Straight away, we booked hotel rooms in old Manali, which were cheaper than ever (rs.100/person) and had breakfast at the same place. It is off-season in Himalayas as it is monsoon, raining a lot so there were only few tourists around and hotels were almost empty. 

After compulsory shopping tour, we visited two temples, one with a nice hot spring where men bathe, and where Torben had to go also. We watched them trying to swim in the very hot water. Other temple was the other side of the town where we took a rickshaw. The place was very beautiful with spacious yards and locals selling souvenirs. There was all kind of attractions for tourists e.g. white angora rabbits to hold in your arms and riding a Jak. It cost a little but was worth it definitely.

On Sunday, we had a jeep ride to the mountain road, which goes to Leh. Leh-Manali highway crosses some of the highest mountains passes in the world, including Rohtand La, and it is only open between June and mid-September when the snow is cleared from the road. We stopped 4000m high, where air was so thin that it makes you dizzy. The high altitudes and oxygen-rarefied air make travels experience mountain sickness. The road is according the information I got, the second highest motorable road in the world.

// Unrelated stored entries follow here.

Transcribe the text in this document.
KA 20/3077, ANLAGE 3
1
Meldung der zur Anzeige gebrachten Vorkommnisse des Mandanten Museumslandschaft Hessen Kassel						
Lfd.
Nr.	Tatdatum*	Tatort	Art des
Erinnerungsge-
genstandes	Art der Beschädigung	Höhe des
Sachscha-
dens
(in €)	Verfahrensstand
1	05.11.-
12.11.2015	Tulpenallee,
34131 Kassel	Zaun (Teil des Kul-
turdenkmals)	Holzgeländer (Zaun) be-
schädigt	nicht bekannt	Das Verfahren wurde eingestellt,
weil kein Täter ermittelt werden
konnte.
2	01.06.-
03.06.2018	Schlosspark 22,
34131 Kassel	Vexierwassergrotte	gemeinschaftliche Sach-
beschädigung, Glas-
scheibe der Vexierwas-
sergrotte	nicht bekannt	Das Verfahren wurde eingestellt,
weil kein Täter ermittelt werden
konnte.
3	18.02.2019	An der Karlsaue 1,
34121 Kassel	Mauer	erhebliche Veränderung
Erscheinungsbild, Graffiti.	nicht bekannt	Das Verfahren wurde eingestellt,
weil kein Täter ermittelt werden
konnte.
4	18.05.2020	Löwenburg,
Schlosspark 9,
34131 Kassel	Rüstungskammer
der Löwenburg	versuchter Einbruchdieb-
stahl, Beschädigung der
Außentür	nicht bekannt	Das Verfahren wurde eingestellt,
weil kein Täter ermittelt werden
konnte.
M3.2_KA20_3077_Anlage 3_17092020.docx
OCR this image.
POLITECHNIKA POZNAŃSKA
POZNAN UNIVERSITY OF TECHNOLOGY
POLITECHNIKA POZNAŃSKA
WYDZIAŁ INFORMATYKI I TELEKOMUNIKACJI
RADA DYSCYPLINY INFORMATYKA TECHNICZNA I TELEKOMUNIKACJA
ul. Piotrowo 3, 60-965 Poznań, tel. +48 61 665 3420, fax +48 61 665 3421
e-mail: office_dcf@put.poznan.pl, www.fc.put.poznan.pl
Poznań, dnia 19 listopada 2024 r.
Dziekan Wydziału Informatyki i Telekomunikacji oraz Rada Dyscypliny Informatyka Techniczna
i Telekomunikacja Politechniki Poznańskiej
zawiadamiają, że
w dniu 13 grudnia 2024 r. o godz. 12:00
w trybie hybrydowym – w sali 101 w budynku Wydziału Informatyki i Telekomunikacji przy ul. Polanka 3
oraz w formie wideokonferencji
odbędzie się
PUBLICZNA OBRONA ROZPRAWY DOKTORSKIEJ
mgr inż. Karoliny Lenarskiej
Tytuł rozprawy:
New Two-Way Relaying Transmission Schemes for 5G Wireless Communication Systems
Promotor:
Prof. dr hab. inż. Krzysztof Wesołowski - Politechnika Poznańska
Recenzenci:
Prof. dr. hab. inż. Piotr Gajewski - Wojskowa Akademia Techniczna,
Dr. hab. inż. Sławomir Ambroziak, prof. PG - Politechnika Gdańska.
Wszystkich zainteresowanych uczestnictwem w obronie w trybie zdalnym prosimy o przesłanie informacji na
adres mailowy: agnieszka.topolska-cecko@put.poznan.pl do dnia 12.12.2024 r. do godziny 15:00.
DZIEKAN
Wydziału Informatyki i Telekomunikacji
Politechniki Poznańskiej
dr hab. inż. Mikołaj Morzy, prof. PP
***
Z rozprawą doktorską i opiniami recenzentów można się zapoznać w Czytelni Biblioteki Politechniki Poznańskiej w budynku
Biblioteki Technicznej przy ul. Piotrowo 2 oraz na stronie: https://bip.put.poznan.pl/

Up there we wore all clothes we had and it was freezing cold. Leh is a small town north from Manali. Leh would be worth visiting but because of my lack of time and less effort going there I must skip it, unfortunately. However, it is said to be the most beautiful town in Himalayas, the route there is the hardest for road to be narrow, and condition is bad. We were stuck on that road to Rohtang La and waited an hour because of mudslide blocked the road after the rain and thus big trucks going to Leh with heavy loads of stuff were not able to go through it. Passing by cars on narrow rocky road was scary as we were very high up in the mountains. The view was amazing and we had a chance to see very beautiful landscapes after the clouds vanished for a while. Luckily, it wasn't raining because then the view would have been misty without even a glimpse of the mountains.

At the end, we had dinner in Chinese restaurant and headed to the bus station. It was a great trip and slept too little. I bought some clothes, a bag and shawls, as they were cheaper than in Chandigarh. In addition, we had a very tasteful experience in one of the rastaurants, which had very good food served beautifully, and with good customer service. Prices were around rs.200-300 (4-5e) which is expensive in Indian standards. The best thing what happened was when we wanted to taste dessert before ordering any, we had a slice of it to taste which was enough for everyone to have a share. Still, we ordered more dessert as the food was delicious. We showed our gratitude when leaving and complimented on the food.

After Manali there were days off since no children had to go to school, it was brothers' day. I had time to recharge my batteries (sleep), do some laundry and recover from the weekend.